Can anyone name an extended passage of verse or lyrics within an epic fantasy tale of the last couple decades? I’m not the widest-read fellow and most of my page-flips are in the past, but I can’t pull up a single example. So, I should definitely avoid this trap in the future, right? I mean, I do have the usual ancient prophecy at the start of Judgement’s Tale, and a soldiers’ marching song in The Ring and the Flag. But when the bard Salinj’r refers to the cryptic tomb-epitaph they find in the Shimmering Mindsea, during The Plane of Dreams— you know, the epic rhyming verse poem that could serve as the basis of two or three plot seeds– I should bring those out in prose, I’m sure. Forget the rhymes and meter I found in there. And the Song of the Silvertongue, which I’ve only taken down maybe a quarter of: I should leave that alone in the mists of history, no point in bringing the other eight to twelve verses out in poem. Everybody already knows who won the Battle of the Razor.

Sure, that’s what I ought to do. I get it.

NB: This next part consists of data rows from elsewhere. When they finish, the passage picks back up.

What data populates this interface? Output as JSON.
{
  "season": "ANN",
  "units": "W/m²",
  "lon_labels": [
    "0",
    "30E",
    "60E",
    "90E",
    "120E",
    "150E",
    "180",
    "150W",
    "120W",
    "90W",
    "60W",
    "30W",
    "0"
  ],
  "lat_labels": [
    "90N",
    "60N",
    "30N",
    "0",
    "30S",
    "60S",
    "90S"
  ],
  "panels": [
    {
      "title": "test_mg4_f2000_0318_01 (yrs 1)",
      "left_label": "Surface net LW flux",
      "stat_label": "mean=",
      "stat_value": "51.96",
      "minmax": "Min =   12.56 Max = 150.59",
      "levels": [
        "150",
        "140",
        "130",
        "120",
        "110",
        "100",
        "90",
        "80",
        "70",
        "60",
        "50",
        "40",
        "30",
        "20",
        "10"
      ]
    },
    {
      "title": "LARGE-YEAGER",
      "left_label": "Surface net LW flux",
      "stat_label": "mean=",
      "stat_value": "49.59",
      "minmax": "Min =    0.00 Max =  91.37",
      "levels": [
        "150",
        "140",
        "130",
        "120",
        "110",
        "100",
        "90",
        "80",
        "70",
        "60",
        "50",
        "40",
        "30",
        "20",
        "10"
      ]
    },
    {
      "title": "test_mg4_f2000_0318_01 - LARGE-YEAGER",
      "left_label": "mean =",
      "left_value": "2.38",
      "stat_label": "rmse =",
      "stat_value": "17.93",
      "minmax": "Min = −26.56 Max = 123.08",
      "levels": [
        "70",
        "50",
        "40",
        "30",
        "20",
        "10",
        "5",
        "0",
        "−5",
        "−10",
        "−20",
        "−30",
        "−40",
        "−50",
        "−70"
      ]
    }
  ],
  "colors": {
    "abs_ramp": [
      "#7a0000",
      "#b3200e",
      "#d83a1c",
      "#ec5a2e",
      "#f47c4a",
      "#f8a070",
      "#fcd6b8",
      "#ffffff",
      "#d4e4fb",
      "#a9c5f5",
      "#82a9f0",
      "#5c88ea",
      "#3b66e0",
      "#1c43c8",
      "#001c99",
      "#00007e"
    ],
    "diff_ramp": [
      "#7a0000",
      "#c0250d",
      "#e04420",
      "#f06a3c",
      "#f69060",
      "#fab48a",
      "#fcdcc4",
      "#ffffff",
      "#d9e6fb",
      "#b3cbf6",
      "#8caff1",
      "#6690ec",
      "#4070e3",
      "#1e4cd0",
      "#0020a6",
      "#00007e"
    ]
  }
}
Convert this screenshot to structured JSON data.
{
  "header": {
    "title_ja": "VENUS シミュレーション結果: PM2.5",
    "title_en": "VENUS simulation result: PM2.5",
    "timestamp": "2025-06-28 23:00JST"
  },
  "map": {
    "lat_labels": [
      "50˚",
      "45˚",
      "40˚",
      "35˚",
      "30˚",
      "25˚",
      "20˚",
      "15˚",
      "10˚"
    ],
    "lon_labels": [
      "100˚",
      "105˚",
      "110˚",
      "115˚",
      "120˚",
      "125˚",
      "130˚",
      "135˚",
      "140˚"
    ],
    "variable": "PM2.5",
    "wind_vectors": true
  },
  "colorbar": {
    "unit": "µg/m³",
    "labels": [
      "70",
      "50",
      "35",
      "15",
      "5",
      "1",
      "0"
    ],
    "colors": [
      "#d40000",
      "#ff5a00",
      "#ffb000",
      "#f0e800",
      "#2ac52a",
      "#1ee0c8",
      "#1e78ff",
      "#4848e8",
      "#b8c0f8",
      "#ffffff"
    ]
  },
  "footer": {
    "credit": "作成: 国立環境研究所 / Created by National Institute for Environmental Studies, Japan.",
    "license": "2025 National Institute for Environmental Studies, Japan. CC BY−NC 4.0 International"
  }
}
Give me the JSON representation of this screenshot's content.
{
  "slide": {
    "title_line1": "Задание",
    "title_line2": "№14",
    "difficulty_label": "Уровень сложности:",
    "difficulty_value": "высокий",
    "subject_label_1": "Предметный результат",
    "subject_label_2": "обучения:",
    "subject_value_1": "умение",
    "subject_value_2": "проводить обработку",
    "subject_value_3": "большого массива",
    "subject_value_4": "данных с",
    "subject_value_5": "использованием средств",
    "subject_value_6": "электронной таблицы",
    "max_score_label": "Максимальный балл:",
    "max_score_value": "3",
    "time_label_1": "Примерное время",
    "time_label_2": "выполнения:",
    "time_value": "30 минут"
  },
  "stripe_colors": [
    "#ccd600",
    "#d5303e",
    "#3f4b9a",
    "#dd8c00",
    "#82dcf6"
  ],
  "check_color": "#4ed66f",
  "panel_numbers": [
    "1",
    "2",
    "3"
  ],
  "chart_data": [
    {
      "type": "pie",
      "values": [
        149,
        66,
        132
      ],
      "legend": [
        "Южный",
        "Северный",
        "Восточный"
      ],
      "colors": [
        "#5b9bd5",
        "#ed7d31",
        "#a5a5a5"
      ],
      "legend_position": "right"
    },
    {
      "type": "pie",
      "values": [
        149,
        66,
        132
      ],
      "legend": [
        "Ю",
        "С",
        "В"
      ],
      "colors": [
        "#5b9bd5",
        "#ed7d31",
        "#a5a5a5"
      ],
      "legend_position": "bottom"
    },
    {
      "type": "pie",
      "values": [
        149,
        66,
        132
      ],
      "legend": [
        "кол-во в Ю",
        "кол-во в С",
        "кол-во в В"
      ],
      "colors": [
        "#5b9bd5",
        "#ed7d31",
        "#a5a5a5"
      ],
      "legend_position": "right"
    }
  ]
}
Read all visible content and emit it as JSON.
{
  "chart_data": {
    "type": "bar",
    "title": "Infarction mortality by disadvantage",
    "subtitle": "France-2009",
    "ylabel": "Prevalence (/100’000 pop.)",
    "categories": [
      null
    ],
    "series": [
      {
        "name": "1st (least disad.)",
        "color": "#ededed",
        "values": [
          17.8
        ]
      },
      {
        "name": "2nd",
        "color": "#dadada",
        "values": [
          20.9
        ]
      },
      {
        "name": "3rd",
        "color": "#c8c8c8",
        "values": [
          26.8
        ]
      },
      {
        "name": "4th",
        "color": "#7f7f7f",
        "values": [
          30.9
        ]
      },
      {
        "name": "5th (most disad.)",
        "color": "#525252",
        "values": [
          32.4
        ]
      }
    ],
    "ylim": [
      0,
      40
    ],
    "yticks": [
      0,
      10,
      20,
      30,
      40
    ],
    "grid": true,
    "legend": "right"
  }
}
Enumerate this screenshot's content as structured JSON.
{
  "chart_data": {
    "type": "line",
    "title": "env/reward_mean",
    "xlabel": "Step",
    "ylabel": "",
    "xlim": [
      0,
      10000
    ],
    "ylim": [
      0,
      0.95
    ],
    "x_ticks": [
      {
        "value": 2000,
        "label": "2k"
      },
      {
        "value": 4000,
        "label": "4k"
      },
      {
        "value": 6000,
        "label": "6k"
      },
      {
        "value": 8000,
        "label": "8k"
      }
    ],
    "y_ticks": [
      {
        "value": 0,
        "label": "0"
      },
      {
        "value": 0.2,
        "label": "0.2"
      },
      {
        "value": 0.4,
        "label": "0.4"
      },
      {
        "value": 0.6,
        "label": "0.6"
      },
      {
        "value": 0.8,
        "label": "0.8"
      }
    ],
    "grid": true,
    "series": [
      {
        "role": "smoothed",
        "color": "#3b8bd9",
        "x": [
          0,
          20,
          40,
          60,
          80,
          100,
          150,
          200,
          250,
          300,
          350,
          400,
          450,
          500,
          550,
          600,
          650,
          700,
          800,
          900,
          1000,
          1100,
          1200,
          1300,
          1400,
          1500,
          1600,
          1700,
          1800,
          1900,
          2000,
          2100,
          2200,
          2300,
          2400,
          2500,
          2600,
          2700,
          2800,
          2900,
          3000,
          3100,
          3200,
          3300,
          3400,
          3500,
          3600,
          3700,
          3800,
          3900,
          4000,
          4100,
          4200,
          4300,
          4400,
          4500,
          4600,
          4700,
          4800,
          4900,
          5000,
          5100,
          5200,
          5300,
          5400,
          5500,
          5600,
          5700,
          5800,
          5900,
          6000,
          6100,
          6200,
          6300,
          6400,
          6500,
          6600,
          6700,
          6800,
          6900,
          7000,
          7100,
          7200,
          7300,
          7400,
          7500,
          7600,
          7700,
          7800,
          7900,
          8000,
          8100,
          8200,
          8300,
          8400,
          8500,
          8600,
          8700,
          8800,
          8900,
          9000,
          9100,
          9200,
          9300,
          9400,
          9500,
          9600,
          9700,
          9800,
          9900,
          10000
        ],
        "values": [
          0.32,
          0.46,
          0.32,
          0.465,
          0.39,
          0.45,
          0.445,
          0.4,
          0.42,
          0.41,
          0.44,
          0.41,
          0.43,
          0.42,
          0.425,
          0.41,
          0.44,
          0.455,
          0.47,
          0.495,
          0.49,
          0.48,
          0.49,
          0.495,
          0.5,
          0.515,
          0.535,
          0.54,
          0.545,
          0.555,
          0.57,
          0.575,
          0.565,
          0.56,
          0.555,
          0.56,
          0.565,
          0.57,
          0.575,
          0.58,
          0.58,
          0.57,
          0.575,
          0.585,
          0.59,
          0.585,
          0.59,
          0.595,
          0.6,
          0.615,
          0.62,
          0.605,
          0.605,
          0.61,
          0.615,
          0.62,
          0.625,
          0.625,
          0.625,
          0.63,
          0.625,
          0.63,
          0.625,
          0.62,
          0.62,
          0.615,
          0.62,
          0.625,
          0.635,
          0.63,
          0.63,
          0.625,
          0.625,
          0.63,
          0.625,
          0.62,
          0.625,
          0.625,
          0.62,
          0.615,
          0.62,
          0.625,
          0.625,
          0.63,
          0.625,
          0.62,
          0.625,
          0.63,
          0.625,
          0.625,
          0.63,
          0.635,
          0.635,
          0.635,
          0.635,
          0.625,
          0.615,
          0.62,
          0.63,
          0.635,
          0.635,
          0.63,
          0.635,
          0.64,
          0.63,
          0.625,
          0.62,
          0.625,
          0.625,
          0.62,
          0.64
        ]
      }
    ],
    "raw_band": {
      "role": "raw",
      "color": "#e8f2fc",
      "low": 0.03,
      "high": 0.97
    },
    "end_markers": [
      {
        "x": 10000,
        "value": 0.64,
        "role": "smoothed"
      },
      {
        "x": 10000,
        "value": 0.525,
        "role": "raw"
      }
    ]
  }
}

Then I start to think about what makes a world seem real, and I come back again and again to the notion that the characters feel joy, have a capacity for happiness. Those kind of people, damn it, they recite tales, say stuff that rhymes, they sing songs. Just has to be part of the story, is all. I mean, I didn’t set out to write poems, I just… found them along the way.

What’s your opinion? Have you ever run across a poem in a tale that really boosted you along? Or are you one of those old-fashioned holdovers that isn’t looking to turn the pages at record speed? Comment here, you could be saving me from myself!

2 thoughts on “State of the Lands: Poetry in Epic Tales (Seriously, What Up with That?)

  1. I’m one of those people who hates poetry in stories if it’s longer than a few verses. When I read LoR, there was this endless poem at the end of the last book that told in verse form what happened in the war, and it totally killed the story for me. I just couldn’t read it, so I skipped ahead. But then, I didn’t understand half of what was going on any more and got really lost.

    So: no, I do not like poetry in stories, real word or fantasy.

    That said, I love your books so I might make an exception there as long as the poetry doesn’t run more than a page or two.

    1. Can’t disagree with any of that Kat (especially that last comment!). Thanks very much.